As for the Birmingham connection, the Wrightson's Triennial Directory for 1818 lists "Rawlins, S & Co (Late G Goodwin & Co ), Gun Pistol & Flint Mfr, , Ann St", so by 1818 Goodwin was either dead or had sold the business to Rawlins. http://www.genuki.org.uk/big/eng/WAR/Birmingham/bham1818-o.html

Although I hesitate to question the National Firearms Museum, I had always thought English guns were rather tightly controlled by guilds and the government - so was importing guns from Belgium into Birminghan and selling them as London-made really acceptable practice in the late 18th century?

glassguy
January 15, 2010, 07:17 PM
Hickstick, I can do without the vaca. As for shooting black powder, I believe I would buy a replica but...I really would like to fire this thing.

Neruda, thanks for the input and info.

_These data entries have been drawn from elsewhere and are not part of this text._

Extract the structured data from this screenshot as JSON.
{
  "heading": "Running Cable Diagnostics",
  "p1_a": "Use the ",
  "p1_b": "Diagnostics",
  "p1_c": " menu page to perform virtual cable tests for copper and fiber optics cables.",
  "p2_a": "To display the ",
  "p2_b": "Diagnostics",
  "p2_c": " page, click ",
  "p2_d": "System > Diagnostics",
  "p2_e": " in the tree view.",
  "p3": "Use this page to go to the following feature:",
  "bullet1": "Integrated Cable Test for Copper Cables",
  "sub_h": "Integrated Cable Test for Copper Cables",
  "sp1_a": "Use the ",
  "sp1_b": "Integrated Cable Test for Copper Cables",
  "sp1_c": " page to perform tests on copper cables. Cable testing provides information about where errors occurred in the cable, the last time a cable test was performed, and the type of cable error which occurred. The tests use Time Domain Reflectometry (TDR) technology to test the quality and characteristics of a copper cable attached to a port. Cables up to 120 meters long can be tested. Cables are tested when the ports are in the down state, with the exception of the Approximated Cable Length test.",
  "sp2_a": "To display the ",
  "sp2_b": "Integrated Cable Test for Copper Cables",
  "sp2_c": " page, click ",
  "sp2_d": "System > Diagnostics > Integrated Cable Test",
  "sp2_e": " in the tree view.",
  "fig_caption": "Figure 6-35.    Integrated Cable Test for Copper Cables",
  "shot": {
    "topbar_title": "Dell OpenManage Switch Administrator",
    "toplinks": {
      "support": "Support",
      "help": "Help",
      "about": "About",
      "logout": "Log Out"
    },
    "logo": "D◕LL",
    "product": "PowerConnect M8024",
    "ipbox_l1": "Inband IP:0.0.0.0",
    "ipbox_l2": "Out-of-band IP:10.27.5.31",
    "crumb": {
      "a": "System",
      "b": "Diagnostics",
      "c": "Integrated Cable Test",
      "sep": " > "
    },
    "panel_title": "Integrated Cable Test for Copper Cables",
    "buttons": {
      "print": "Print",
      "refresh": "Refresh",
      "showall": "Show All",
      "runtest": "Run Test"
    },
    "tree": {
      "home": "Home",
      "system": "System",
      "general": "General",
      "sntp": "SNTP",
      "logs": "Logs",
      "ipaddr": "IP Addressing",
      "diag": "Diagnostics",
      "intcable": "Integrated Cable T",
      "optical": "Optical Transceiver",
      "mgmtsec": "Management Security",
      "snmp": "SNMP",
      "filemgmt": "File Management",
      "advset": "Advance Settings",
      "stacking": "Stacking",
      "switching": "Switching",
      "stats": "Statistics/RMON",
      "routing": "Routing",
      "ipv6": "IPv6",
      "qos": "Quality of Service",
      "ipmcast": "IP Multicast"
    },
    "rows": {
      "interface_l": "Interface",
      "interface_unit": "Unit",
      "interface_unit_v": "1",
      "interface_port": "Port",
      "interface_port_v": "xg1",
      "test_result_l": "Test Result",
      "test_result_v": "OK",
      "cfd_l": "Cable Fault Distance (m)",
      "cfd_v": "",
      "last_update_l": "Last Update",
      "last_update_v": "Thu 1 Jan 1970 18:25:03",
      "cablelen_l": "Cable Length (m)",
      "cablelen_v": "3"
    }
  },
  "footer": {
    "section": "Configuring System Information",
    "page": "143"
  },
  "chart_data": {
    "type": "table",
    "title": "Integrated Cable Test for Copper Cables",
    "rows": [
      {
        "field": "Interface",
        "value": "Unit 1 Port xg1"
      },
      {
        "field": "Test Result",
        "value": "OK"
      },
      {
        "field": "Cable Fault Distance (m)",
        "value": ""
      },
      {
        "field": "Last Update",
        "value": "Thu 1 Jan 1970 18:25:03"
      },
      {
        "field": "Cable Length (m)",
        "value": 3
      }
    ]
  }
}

The genuki.org side opens up a whole 'nother can-o-worms.

hickstick_10
January 15, 2010, 07:33 PM
Although I hesitate to question the National Firearms Museum, I had always thought English guns were rather tightly controlled by guilds and the government - so was importing guns from Belgium into Birminghan and selling them as London-made really acceptable practice in the late 18th century?

Foreign guns were reproofed (regardless if the guns had proof marks already) at the british proof houses, maybe this is how they got the british stamp???

Millsman
January 26, 2010, 02:28 PM
George Goodwin (Goodwin & Co) was a gun and pistol maker at 2 Ann Street, Birmingham from 1807 to 1816. Guns marked "London" have been seen, no London address has been traced, he probably used an agent.
In 1816 he moved to 3 Haymarket; he closed in 1820.

George Goodwin was in partnership with Haywood as Haywood & Goodwin, gun flint manufacturers and suppliers to the Board of Ordnance, at 3 Ann Street from 1807 until 1817.

In 1817 the 3 Ann Street business was bought by S Rawlins & Co.


and


http://www.ambroseantiques.com/fpistols/goodwin.htm

glassguy
January 26, 2010, 08:02 PM
Thanks for the info. Where did you find it?